L’autore dell’articolo, pur non avendo avuto occasione di frequentare le ‘case chiuse’, per altro senza per questo doversi scusare o vergognare, magari rammaricare, ha un ricordo romantico delle ‘signorine’ che lavoravano sullo stesso pianerottolo di casa sua: ‘gentili ed educate mi volevano bene ed io non dimentico’.

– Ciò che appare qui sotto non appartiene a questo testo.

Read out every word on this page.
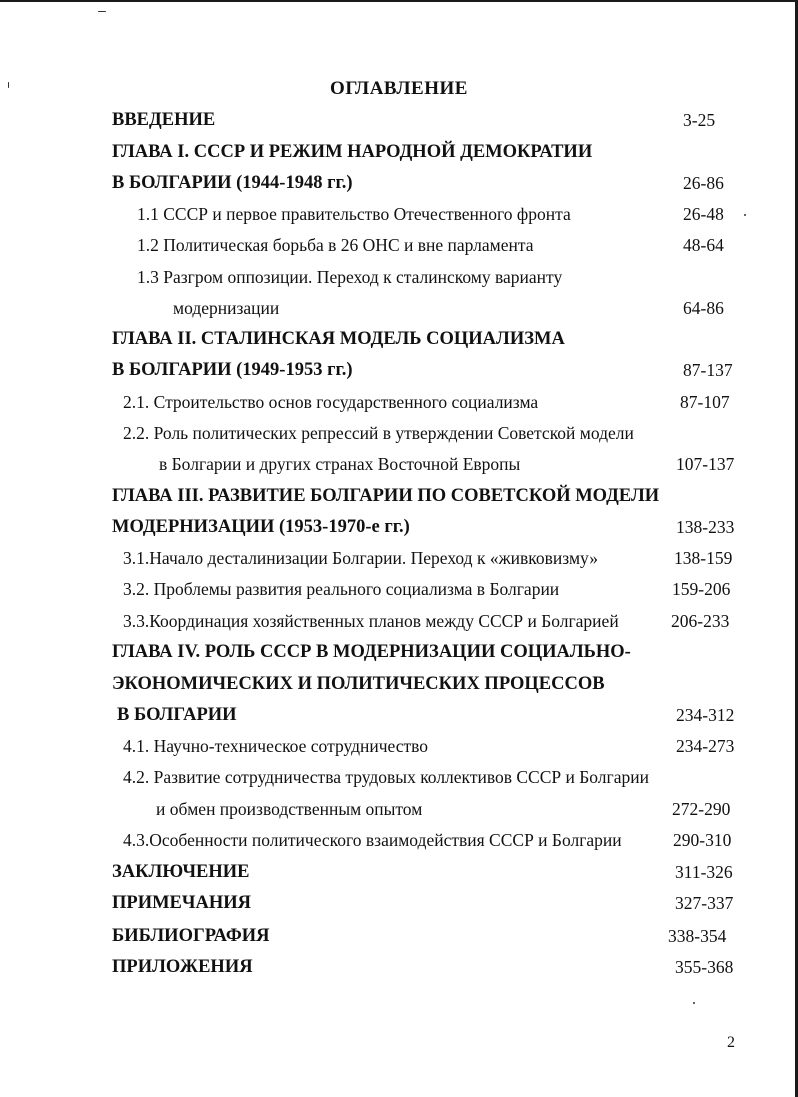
ОГЛАВЛЕНИЕ
ВВЕДЕНИЕ	3-25
ГЛАВА I. СССР И РЕЖИМ НАРОДНОЙ ДЕМОКРАТИИ
В БОЛГАРИИ (1944-1948 гг.)	26-86
1.1 СССР и первое правительство Отечественного фронта	26-48
1.2 Политическая борьба в 26 ОНС и вне парламента	48-64
1.3 Разгром оппозиции. Переход к сталинскому варианту
модернизации	64-86
ГЛАВА II. СТАЛИНСКАЯ МОДЕЛЬ СОЦИАЛИЗМА
В БОЛГАРИИ (1949-1953 гг.)	87-137
2.1. Строительство основ государственного социализма	87-107
2.2. Роль политических репрессий в утверждении Советской модели
в Болгарии и других странах Восточной Европы	107-137
ГЛАВА III. РАЗВИТИЕ БОЛГАРИИ ПО СОВЕТСКОЙ МОДЕЛИ
МОДЕРНИЗАЦИИ (1953-1970-е гг.)	138-233
3.1.Начало десталинизации Болгарии. Переход к «живковизму»	138-159
3.2. Проблемы развития реального социализма в Болгарии	159-206
3.3.Координация хозяйственных планов между СССР и Болгарией	206-233
ГЛАВА IV. РОЛЬ СССР В МОДЕРНИЗАЦИИ СОЦИАЛЬНО-
ЭКОНОМИЧЕСКИХ И ПОЛИТИЧЕСКИХ ПРОЦЕССОВ
В БОЛГАРИИ	234-312
4.1. Научно-техническое сотрудничество	234-273
4.2. Развитие сотрудничества трудовых коллективов СССР и Болгарии
и обмен производственным опытом	272-290
4.3.Особенности политического взаимодействия СССР и Болгарии	290-310
ЗАКЛЮЧЕНИЕ	311-326
ПРИМЕЧАНИЯ	327-337
БИБЛИОГРАФИЯ	338-354
ПРИЛОЖЕНИЯ	355-368
2
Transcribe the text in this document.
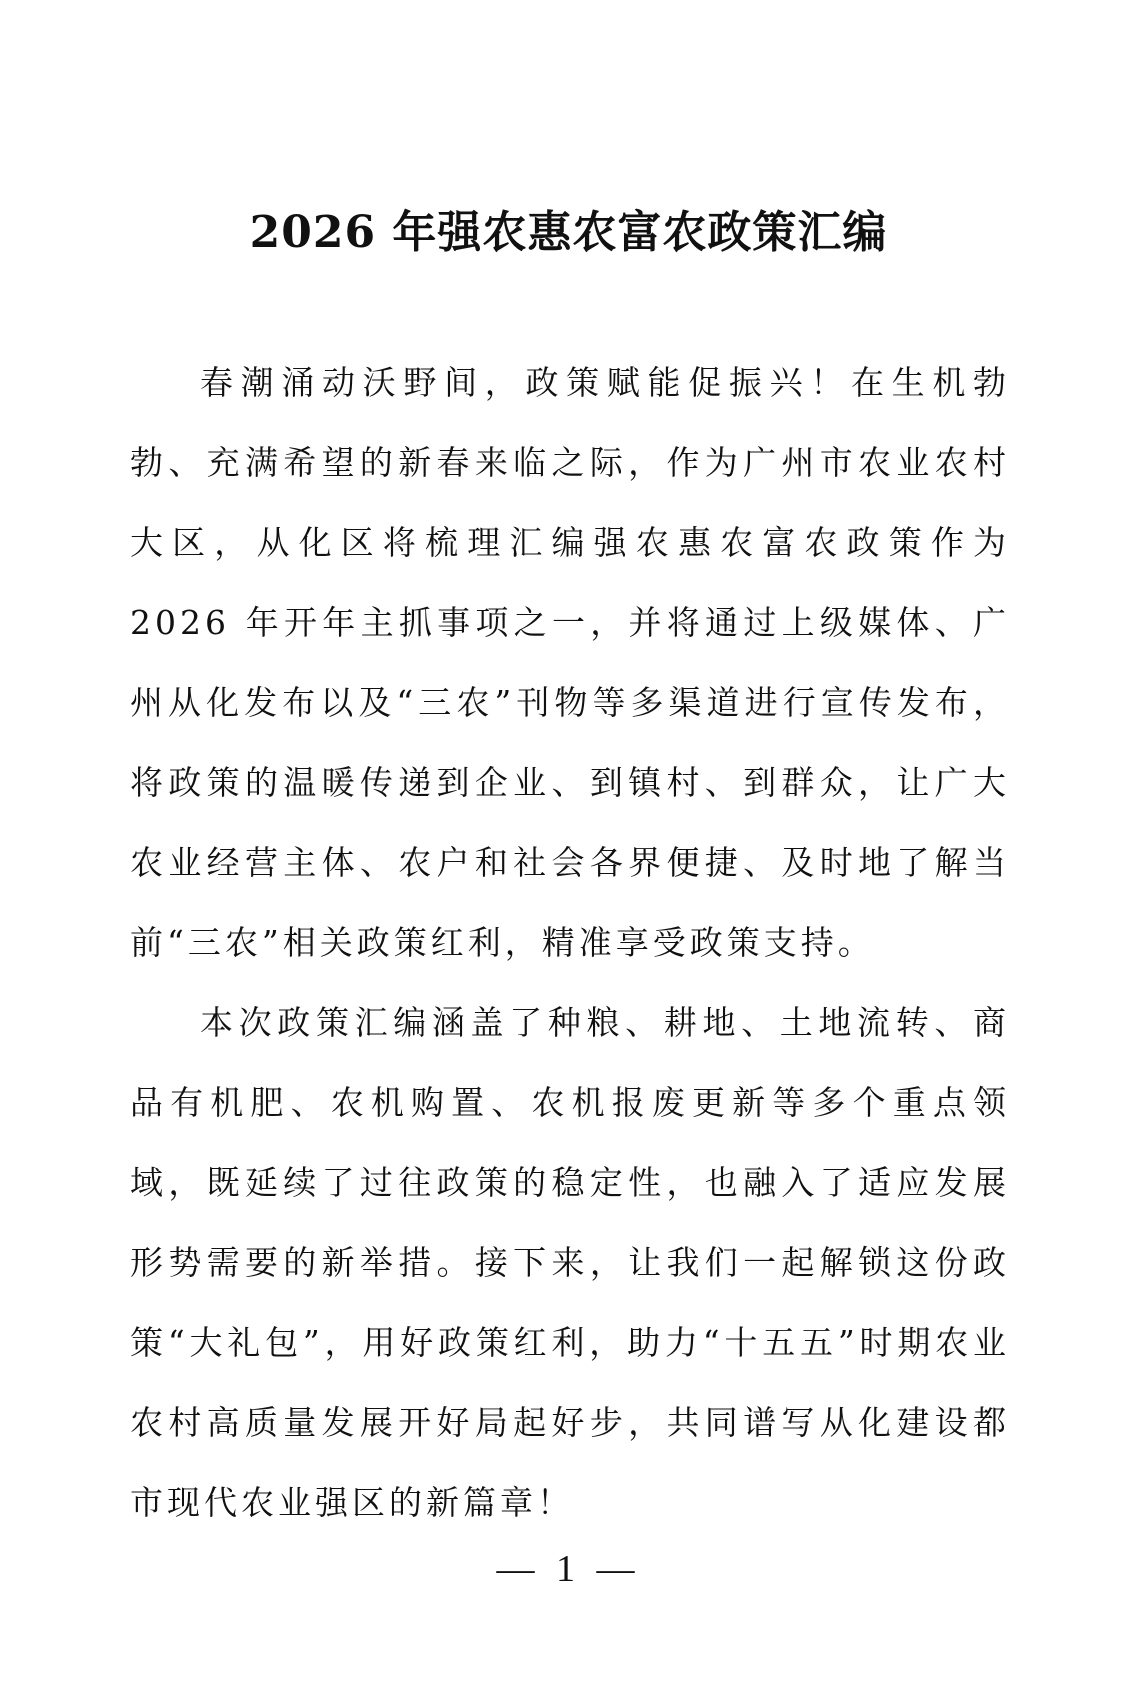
2026 年强农惠农富农政策汇编

春潮涌动沃野间，政策赋能促振兴！在生机勃勃、充满希望的新春来临之际，作为广州市农业农村大区，从化区将梳理汇编强农惠农富农政策作为 2026 年开年主抓事项之一，并将通过上级媒体、广州从化发布以及“三农”刊物等多渠道进行宣传发布，将政策的温暖传递到企业、到镇村、到群众，让广大农业经营主体、农户和社会各界便捷、及时地了解当前“三农”相关政策红利，精准享受政策支持。

本次政策汇编涵盖了种粮、耕地、土地流转、商品有机肥、农机购置、农机报废更新等多个重点领域，既延续了过往政策的稳定性，也融入了适应发展形势需要的新举措。接下来，让我们一起解锁这份政策“大礼包”，用好政策红利，助力“十五五”时期农业农村高质量发展开好局起好步，共同谱写从化建设都市现代农业强区的新篇章！

— 1 —
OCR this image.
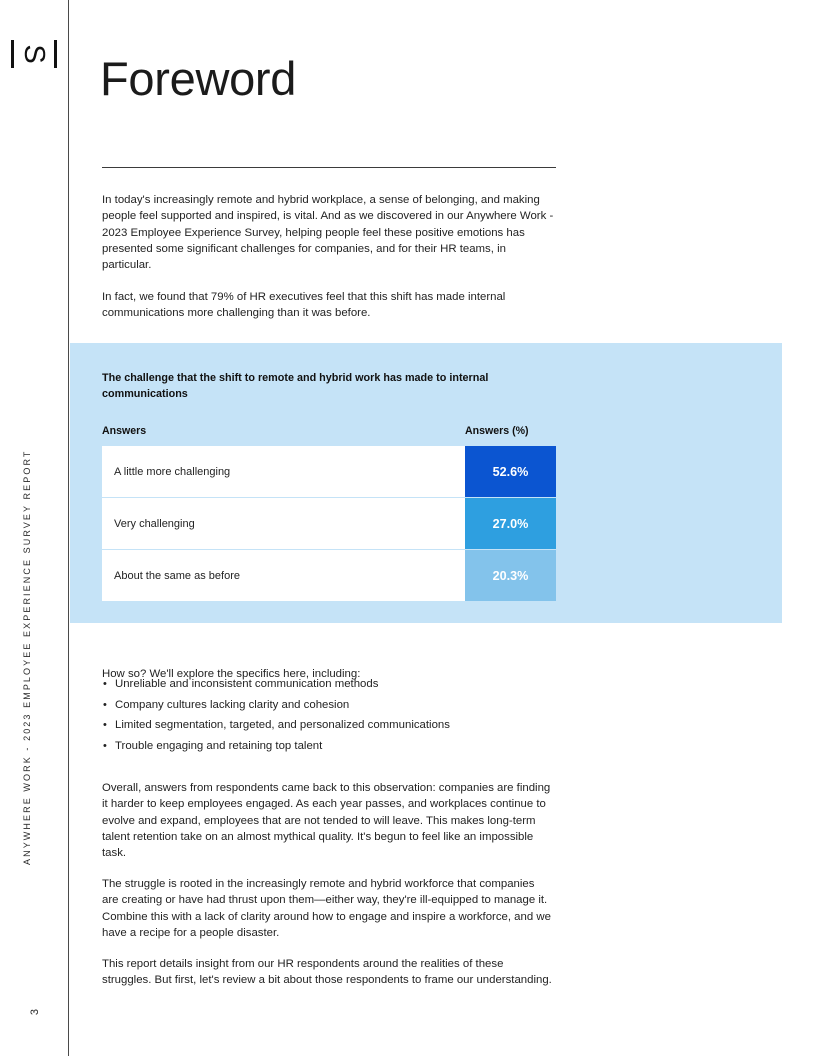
S
ANYWHERE WORK - 2023 EMPLOYEE EXPERIENCE SURVEY REPORT
3
Foreword

In today's increasingly remote and hybrid workplace, a sense of belonging, and making people feel supported and inspired, is vital. And as we discovered in our Anywhere Work - 2023 Employee Experience Survey, helping people feel these positive emotions has presented some significant challenges for companies, and for their HR teams, in particular.

In fact, we found that 79% of HR executives feel that this shift has made internal communications more challenging than it was before.

The challenge that the shift to remote and hybrid work has made to internal communications
Answers	Answers (%)
A little more challenging	52.6%
Very challenging	27.0%
About the same as before	20.3%

How so? We'll explore the specifics here, including:

• Unreliable and inconsistent communication methods
• Company cultures lacking clarity and cohesion
• Limited segmentation, targeted, and personalized communications
• Trouble engaging and retaining top talent

Overall, answers from respondents came back to this observation: companies are finding it harder to keep employees engaged. As each year passes, and workplaces continue to evolve and expand, employees that are not tended to will leave. This makes long-term talent retention take on an almost mythical quality. It's begun to feel like an impossible task.

The struggle is rooted in the increasingly remote and hybrid workforce that companies are creating or have had thrust upon them—either way, they're ill-equipped to manage it. Combine this with a lack of clarity around how to engage and inspire a workforce, and we have a recipe for a people disaster.

This report details insight from our HR respondents around the realities of these struggles. But first, let's review a bit about those respondents to frame our understanding.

con gli amici ad annusare gli odori della notte
Le ricordo bene le signorine!, anni cinquanta, facile da contattare, il nome e il numero di telefono scritto sulle pareti del ‘cessi pubblici’, a Savona in via Aonzo, allora anche con servizio docce perchè pochi l’avevano in casa, settanta lire, compreso un asciugamano dal colore incerto, un panetto di pietra pomice spacciato per sapone, con la pedana di legno scivolosa a rischio trauma e l’acqua a spruzzi alterni tra il bollente e il sotto zero e dalle ‘cabine‘ affiancate, in genere con soli uomini, a vociare a gara le più ‘colorite e scurrili parole di questo mondo’, un quarto d’ora di tempo massimo per lavarsi e asciugarsi oppure la tariffa raddioppiava, ovviamente vietato entrare in compagnia ma allora non si usava.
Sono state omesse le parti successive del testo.